Con los penúltimos rayos de este sol otoñal me asalta el recuerdo -¿cuándo he mentido?- de aquella crisis existencial, fruto de una adolescencia errática, por la que estuve a punto de tomar las hábitos de la congregación que gestionaba el cementerio. Me entrevisté con el prior que tuvo a bien mostrarme las instalaciones, hablarme de la filosofía que guiaba a su orden y de algunas cosas más, pero todo se quedó flotando en el aire, al igual que esas dos hojas que se han desprendido del árbol que acabo de dejar atrás.
Suena el móvil y en la pantalla aparece 'Farmacia Julián’... qué buena gente es este hombre. Me ha recordado que puedo pasar a recoger las pastillas para el colesterol y el jarabe antitusivo. “Don Claudio, no se olvide que mañana se cierra la porra para el partido del siglo’. Que me esté muriendo no es óbice para abandonar el cuidado de mi salud ni esas otras virtudes que jalonan la vida -a pesar de la Parca-.
Con todo el ajetreo apenas he tenido tiempo para pensar en mi muerte, en la ropa con la que me amortajarán, si deben o no recortarme la barba y el color y modelo del ataúd dentro del cual me despediré de este mundo mientras la candela hace su trabajo. Así que ahora y tras meditarlo largo tiempo, -elipsis le llaman-, creo que la incineración me dejará ligero, ingrávido… hecho polvo.
–¡Cuánto tiempo sin habernos honrado con su presencia!. Pase, pase, don Claudio que su mesa de siempre está esperándole y don Julián, también. Imagino que comenzaremos con un vino y algo de… –y en ese momento interrumpí el caudal verbal de Antonio a quien miré con esa mirada que sólo tiene alguien que sabe que esto se acaba.

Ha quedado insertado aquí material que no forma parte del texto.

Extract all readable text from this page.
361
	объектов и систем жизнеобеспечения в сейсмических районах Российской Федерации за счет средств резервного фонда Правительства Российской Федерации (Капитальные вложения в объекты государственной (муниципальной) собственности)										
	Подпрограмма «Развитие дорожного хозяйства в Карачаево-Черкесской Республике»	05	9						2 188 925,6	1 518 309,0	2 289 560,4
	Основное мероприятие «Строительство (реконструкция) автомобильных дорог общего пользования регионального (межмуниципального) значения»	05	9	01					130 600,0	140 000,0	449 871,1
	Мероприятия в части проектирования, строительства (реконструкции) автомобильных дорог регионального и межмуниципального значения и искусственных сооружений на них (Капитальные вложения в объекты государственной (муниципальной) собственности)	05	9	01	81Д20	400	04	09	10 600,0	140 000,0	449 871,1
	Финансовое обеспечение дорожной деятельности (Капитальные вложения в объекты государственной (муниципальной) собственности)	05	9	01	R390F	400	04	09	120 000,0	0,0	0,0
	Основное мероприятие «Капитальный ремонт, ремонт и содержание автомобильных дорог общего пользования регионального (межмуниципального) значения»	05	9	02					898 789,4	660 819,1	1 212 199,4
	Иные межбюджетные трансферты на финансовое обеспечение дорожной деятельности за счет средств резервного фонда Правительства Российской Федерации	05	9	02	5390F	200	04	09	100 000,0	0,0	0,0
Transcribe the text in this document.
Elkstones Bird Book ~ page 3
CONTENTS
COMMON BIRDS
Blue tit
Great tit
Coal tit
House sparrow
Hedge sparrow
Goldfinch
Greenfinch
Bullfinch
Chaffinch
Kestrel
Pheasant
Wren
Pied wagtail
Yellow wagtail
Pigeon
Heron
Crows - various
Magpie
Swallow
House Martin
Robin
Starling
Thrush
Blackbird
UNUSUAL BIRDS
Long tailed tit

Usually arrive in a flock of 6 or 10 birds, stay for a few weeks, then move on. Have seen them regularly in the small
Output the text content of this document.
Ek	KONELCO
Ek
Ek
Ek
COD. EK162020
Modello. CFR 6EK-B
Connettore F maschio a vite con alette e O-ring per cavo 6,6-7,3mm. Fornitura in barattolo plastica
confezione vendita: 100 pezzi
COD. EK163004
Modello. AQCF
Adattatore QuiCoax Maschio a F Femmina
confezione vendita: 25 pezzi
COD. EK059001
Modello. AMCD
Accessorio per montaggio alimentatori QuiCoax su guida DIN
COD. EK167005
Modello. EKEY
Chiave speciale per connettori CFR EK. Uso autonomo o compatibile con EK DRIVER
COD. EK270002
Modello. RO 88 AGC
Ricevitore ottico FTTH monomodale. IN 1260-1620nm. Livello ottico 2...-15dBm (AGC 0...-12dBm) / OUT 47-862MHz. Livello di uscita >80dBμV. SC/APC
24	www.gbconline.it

Querido Antonio, -le dije, antes de entrar a 'matar’-, me gustaría hacerles partícipes de una confidencia. Verán, a parte de ustedes no tengo a nadie más en esta vida por la que he transitado con luces y sombras. Y ahora, según me ha confirmado el neumólogo -cuya existencia espero que sea larga y venturosa- mi presencia aquí toca a su fin. Caras que mudan de color, manos que no encuentran su lugar en este mundo y, también debo apuntar, unas lágrimas que empiezan a poblar los ojos de mis amigos. Tomo aire, les dedico una sonrisa para darles el tiempo hasta que puedan recomponer la figura… y reanudo el discurso. Sé que nunca se sabe cómo dar este tipo de noticia, coño, se pueden imaginar mi cara, pero tras un primer momento de desasosiego, de negar tamaña posibilidad, de ciscarse en las Ciencias médicas, se va aposentando la realidad por cruda que sea. No, amigos míos, no se pongan tristes, al fin y al cabo, y si me fío del médico, todos nos tenemos que morir… ¡Julián, Antonio, arriba esos ánimos!, Y ya está bien de tanta pena. Vamos a por esa primera botella de vino, que estoy que me muero, o casi.
Sala 6. Claudio Hernández Vallejo. Incineración. 12:30 horas. Dos coronas de rosas rojas flanquean el ataúd. En la cinta de una se puede leer: “De Antonio, para el amigo del alma”, mientras que en la otra reza: “Esto no se acaba aquí”.